Reflect for a moment: What do you recall from the last three years of pandemic existence? How much of it has already begun to blur into oblivion?
Since the advent of the pandemic, we've witnessed a whirlwind of events: cancelled proms, frantic searches for toilet paper, nightly applause for healthcare heroes, the rapid development of new vaccines, and the daunting waitlists for the coveted first jab.
COVID-19 disrupted the lives of everyone, but its impact was truly life-altering for a significant portion of the population – those who lost loved ones to the virus, healthcare workers on the front lines, individuals with compromised immune systems, and those grappling with the long-lasting effects of "long COVID."
Yet, for the majority of us, time has a way of eroding the finer details of these extraordinary times. Our brains, it turns out, are not designed to function like computers; they are prone to fading memories.
William Hirst, a distinguished professor of psychology at the New School for Social Research in New York, succinctly put it: "Our memory is inherently prone to fading."
But why are we so eager to forget?
Krishna Rajaram, an expert in memory and cognition, highlights a prevalent human tendency: our inclination to perceive the future through a more positive lens than the past. This optimism regarding the future stems from the flexibility of imagination in shaping what lies ahead, in stark contrast to the unalterable past.
Even emotionally charged and dramatic events, though etched in our minds, are not immune to the passage of time.
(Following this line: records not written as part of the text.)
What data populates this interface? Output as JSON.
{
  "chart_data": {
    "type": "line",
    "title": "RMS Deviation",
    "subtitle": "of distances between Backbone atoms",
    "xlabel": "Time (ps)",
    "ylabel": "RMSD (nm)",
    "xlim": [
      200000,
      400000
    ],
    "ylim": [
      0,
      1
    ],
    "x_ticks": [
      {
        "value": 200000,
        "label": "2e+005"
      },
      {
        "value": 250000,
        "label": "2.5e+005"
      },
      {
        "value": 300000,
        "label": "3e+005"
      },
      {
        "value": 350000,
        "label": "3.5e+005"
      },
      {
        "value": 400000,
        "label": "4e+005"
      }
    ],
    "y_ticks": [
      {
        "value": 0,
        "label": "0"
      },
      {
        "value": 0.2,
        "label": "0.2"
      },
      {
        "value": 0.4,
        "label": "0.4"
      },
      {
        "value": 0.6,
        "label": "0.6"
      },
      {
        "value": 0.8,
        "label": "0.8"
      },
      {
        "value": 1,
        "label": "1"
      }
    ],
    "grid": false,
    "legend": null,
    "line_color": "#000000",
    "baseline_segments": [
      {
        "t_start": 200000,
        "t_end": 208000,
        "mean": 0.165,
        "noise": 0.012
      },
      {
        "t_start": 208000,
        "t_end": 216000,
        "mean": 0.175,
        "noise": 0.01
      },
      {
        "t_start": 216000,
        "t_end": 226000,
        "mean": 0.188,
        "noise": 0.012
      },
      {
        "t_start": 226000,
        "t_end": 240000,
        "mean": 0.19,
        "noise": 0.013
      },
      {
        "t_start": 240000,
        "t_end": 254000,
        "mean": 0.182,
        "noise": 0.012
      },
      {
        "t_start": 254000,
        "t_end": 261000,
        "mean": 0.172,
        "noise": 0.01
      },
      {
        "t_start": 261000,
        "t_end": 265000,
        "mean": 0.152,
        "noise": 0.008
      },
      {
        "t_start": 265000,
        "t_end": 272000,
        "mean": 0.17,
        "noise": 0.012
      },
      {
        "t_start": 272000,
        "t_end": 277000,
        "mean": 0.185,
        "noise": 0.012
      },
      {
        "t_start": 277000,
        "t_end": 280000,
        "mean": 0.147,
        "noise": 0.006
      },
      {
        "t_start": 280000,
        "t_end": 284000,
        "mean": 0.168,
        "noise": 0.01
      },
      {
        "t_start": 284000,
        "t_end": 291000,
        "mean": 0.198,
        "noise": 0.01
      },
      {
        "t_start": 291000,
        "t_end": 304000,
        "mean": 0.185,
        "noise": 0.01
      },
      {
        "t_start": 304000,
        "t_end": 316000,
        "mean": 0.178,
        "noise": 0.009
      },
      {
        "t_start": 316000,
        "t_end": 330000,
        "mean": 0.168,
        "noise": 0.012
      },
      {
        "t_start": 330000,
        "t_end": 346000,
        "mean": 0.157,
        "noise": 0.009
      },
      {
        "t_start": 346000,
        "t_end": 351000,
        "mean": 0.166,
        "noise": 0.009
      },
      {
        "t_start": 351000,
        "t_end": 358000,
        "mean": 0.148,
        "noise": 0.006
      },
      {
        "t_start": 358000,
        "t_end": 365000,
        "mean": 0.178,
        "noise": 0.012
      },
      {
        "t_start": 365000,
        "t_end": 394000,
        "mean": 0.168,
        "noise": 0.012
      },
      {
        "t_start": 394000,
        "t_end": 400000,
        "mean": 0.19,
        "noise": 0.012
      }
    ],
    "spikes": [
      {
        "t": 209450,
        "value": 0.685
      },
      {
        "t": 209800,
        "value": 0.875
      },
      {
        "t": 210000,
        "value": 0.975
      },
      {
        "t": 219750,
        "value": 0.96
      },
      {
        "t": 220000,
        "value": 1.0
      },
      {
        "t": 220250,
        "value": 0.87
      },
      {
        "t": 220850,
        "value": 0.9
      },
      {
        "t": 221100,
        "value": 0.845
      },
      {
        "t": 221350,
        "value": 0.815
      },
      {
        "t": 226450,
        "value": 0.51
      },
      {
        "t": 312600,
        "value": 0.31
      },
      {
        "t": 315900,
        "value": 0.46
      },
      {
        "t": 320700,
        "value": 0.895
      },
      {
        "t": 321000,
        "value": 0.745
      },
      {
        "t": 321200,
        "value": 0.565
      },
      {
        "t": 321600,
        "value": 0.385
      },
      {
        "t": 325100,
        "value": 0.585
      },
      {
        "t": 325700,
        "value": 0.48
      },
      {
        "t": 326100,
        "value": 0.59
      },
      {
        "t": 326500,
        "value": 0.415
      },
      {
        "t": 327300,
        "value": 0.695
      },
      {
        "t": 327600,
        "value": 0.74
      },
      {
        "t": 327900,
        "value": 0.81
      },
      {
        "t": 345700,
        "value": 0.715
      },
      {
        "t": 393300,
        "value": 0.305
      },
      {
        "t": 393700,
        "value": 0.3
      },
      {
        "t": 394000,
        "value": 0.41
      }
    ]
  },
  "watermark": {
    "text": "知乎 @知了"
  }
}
These memories too fade and distort with each passing day.
Remembering the past is a process we undertake in the present, colored by our current emotions, knowledge, and attitudes. This truth carries profound implications for our retrospective assessment of the COVID-19 era and our approach to the future.
The risk of collectively forgetting another pandemic
The manner in which our society chooses to commemorate the pandemic will significantly influence whether and how it endures in our collective memory. Moreover, it will shape what lessons future generations glean from our shared experiences.
Consider the influenza pandemic of 1918-1919, which afflicted a third of the global population and claimed the lives of 50 million individuals—more than the combined military casualties of World Wars I and II. Yet, this monumental tragedy faded swiftly from collective memory until the emergence of our present-day pandemic rekindled awareness of it.
The importance of preserving the memory of the COVID-19 pandemic cannot be overstated. The lessons learned and experiences gained must serve as an enduring testament to our resilience, adaptability, and shared humanity. Our ability to remember this period in our history will undoubtedly influence our readiness to confront similar challenges in the future.